Peneliti Pusat Kajian Antikorupsi UGM, Zaenur Rohman, mengatakan, pendekatan TPPU seharusnya sudah menjadi standar penegakan hukum di KPK. Pendekatan ini sangat penting untuk mengejar aset dan menelusuri uang suap.
Oleh
NIKOLAUS HARBOWO
·5 menit baca
JAKARTA, KOMPAS — Komisi Pemberantasan Korupsi diminta untuk menjerat bekas Bupati Tanah Bumbu, Kalimantan Selatan, Mardani H Maming, dengan pasal tindak pidana pencucian uang atau TPPU. Pendekatan ini sangat penting untuk mengejar harta hasil kejahatannya serta menelusuri aliran uang suap tersebut.
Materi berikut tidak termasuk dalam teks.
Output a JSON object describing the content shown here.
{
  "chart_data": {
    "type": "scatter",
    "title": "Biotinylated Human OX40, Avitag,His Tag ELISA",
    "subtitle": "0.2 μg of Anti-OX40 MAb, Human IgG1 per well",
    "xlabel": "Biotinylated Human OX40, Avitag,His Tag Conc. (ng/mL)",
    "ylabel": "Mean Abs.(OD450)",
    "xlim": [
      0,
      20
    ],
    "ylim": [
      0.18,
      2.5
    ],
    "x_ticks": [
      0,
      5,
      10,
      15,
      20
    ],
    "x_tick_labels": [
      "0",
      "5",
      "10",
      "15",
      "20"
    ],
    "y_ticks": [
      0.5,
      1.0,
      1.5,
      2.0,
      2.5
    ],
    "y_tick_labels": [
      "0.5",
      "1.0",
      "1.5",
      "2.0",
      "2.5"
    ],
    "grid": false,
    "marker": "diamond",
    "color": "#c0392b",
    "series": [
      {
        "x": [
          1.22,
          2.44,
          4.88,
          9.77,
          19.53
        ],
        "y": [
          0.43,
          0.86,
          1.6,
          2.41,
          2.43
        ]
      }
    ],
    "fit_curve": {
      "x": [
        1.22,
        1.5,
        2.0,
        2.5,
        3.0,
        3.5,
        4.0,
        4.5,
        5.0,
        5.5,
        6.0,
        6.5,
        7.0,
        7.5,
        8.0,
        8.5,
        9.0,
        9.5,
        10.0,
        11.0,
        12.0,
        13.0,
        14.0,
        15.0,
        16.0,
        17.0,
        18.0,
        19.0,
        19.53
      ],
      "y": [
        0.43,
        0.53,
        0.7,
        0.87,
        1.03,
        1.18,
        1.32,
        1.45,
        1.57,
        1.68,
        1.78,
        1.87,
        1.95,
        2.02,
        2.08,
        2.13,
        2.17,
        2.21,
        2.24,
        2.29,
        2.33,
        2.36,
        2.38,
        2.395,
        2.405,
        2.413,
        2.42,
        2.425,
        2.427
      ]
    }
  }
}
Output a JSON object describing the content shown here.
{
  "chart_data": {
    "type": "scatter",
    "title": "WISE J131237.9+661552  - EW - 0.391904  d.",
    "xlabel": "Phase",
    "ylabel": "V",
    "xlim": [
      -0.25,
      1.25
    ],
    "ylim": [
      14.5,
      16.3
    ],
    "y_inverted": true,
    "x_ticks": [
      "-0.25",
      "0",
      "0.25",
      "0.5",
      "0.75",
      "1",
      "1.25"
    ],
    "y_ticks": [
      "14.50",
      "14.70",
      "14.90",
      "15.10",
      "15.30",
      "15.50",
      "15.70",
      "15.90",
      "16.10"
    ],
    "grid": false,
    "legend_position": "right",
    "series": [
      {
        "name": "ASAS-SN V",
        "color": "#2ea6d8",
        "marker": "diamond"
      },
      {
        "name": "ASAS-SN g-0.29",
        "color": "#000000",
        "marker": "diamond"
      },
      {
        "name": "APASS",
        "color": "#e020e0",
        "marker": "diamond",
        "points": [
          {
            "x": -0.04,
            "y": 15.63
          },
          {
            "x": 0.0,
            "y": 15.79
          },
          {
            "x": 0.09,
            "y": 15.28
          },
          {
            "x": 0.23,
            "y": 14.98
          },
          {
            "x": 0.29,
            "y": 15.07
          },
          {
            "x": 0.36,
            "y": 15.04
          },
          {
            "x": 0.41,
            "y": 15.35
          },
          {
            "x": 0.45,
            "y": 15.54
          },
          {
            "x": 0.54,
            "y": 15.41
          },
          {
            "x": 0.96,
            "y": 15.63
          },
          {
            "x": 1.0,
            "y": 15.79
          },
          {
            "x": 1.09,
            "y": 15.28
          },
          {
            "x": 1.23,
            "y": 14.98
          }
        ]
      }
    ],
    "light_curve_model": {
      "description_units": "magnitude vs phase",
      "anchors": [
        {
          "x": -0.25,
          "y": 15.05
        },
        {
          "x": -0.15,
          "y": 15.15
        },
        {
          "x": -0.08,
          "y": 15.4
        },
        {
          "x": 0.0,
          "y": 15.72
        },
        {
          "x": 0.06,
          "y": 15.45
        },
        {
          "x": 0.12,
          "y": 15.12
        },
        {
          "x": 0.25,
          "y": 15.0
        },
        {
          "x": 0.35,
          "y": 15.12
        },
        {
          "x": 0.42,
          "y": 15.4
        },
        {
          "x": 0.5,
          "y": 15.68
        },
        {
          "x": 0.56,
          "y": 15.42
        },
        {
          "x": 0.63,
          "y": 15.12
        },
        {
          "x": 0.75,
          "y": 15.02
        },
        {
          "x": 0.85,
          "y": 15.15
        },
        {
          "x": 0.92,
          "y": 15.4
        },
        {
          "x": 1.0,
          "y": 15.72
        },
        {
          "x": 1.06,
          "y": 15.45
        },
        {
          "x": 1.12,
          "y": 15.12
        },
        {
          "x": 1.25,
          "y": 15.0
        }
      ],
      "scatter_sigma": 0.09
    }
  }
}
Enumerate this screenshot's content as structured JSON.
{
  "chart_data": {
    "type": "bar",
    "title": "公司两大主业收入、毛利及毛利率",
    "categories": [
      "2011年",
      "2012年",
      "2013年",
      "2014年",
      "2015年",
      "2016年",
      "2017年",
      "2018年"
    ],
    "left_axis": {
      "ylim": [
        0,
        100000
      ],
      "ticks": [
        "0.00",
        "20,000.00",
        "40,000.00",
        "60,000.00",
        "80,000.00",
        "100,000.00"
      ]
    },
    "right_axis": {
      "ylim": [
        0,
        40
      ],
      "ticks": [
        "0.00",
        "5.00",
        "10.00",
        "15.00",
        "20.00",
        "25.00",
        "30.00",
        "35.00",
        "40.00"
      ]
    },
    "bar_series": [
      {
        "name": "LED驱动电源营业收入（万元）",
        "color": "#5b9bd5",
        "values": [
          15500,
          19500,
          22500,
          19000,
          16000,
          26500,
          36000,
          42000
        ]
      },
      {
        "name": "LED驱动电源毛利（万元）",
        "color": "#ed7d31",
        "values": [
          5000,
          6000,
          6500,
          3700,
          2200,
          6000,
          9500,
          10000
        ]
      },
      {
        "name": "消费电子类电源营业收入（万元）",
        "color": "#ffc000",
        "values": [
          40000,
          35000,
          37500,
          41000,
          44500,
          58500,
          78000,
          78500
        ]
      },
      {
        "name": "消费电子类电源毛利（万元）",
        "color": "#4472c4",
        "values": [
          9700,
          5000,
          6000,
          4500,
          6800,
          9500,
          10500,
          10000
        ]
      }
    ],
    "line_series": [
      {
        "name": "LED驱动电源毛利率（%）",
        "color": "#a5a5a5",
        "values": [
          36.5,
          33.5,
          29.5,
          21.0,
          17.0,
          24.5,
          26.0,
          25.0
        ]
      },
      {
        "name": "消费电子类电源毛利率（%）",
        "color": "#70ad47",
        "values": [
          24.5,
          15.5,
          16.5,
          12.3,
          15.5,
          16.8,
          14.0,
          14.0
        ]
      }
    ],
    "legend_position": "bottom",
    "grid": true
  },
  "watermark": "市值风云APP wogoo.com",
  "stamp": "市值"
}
Mardani Maming sempat menjadi buron Komisi Pemberantasan Korupsi. Namun, pada Kamis (28/7/2022) pagi, ia menyerahkan diri dan langsung ditahan KPK. Mardani diduga menerima suap Rp 104,3 miliar terkait izin usaha pertambangan (IUP) dalam kurun waktu 2014 hingga 2020.
Peneliti Pusat Kajian Antikorupsi (Pukat) Universitas Gadjah Mada (UGM), Zaenur Rohman, saat dihubungi di Jakarta, Jumat (29/7/2022), mengatakan, pendekatan TPPU seharusnya sudah menjadi standar penegakan hukum di KPK, apalagi nilai korupsi Maming sangat besar. Dengan begitu, harta hasil kejahatannya bisa dikejar.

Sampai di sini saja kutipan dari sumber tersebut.